How anonymous is an Internet user, and is it possible to truly achieve anonymity online? Surprisingly most people think online anonymity is achievable, in fact, many people assume anonymity is an inherent feature of the Internet, but the truth could not be more contradictory.
Anonymity was not invented nor promised with the Internet. The use of anonymity has occurred throughout history. Authors have often written anonymous articles in fear of government prosecution, allowing them to bring on government reform or potential revolutions. Even Benjamin Franklin concealed his identity by signing letters to the local newspaper as "Silence Dogood".
Money is an example of anonymity. In today's world of bank checks, credit and debit card transactions, many people still refuse to use them and use cold hard cash so as to not contribute to the growing databases of consumer buying habits.
Ever since the invention of the computer, anonymity has been under attack as credit card companies track consumer-spending habits, search engines track interests, online retailers track buying trends. There are databases designed to track nearly everything you do. Have you ever tried to enter your name, address or phone number in a Google Search?
As ironic as it is, some people still believe that when they login to use their favorite chat software or web site, they can say or type anything they wish under the guise of anonymity. They believe this simply because they have a nondescript screen name like "DolFan13" or "CoolDude", which protects their identity.
The Internet was originally designed in the 1960's by the Defense Advanced Research Projects Agency (DARPA). By the end of the 60's the Internet was known by the name ARPANET and was brought online in 1969.
The original design of the Internet was to provide a communications network that would work by rerouting traffic around damaged areas of the network; including damage from nuclear attack as stated by the RAND study.
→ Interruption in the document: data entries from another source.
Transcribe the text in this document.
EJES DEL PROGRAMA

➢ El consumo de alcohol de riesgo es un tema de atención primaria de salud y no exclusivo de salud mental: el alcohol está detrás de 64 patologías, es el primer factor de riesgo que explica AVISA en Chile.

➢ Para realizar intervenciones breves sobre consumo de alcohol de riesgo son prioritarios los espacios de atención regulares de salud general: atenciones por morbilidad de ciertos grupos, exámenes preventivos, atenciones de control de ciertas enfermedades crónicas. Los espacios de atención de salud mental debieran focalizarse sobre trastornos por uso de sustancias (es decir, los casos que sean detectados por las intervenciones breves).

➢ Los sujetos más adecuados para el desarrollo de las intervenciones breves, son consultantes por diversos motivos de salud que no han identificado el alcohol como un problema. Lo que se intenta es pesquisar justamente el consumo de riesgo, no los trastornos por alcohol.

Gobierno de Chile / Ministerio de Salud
Without getting into a complete dissertation of Internet communication protocols, the Internet was designed to track everything you do or say. The best you can hope for on the Internet is pseudonymity as true anonymity dictates that no identifying information be recorded anywhere, which is contrary to the very nature of the Internet.
Some of you may be saying, "What about those web sites designed for Anonymity?" Well the truth is they do protect your identity to some degree. They are designed to protect your identity from the general public.
When dealing with anonymity on the Internet, it is not a matter of keeping your identity secret, it is a matter of how much trouble will it be to establish your true identity. The only thing that prevents the world from knowing your true identity while online is policy. If push comes to shove your activity on the Internet can be traced. It may require a court order, for your identity can be discovered.
If you still think anonymity exists online just ask Robert Tappan Morris what he thinks. Morris is the son of former National Security Agency scientist Robert Morris, and is the creator of the Morris Worm, the first computer worm to be unleashed on the Internet. He was convicted in 1990 for his crime.
If you are still skeptical and think you can still be anonymous if you use a public computer, then just ask Adrian Lamo how anonymous the Internet is. Lamo's claim to fame is his break-ins at major organizations like The New York Times and Microsoft. Dubbed the "homeless hacker," he used "anonymous" Internet connections at Kinko's, coffee shops and libraries to do his intrusions. His identity was also discovered and revealed.
David Anthony Kennedy, the fourth child of Robert F. Kennedy once had this to say about anonymity on the Internet. "One of the nice things about the Internet is people aren't terribly anonymous; they only think they are. Lots of footprints get left all over the place by people who are a little unwary."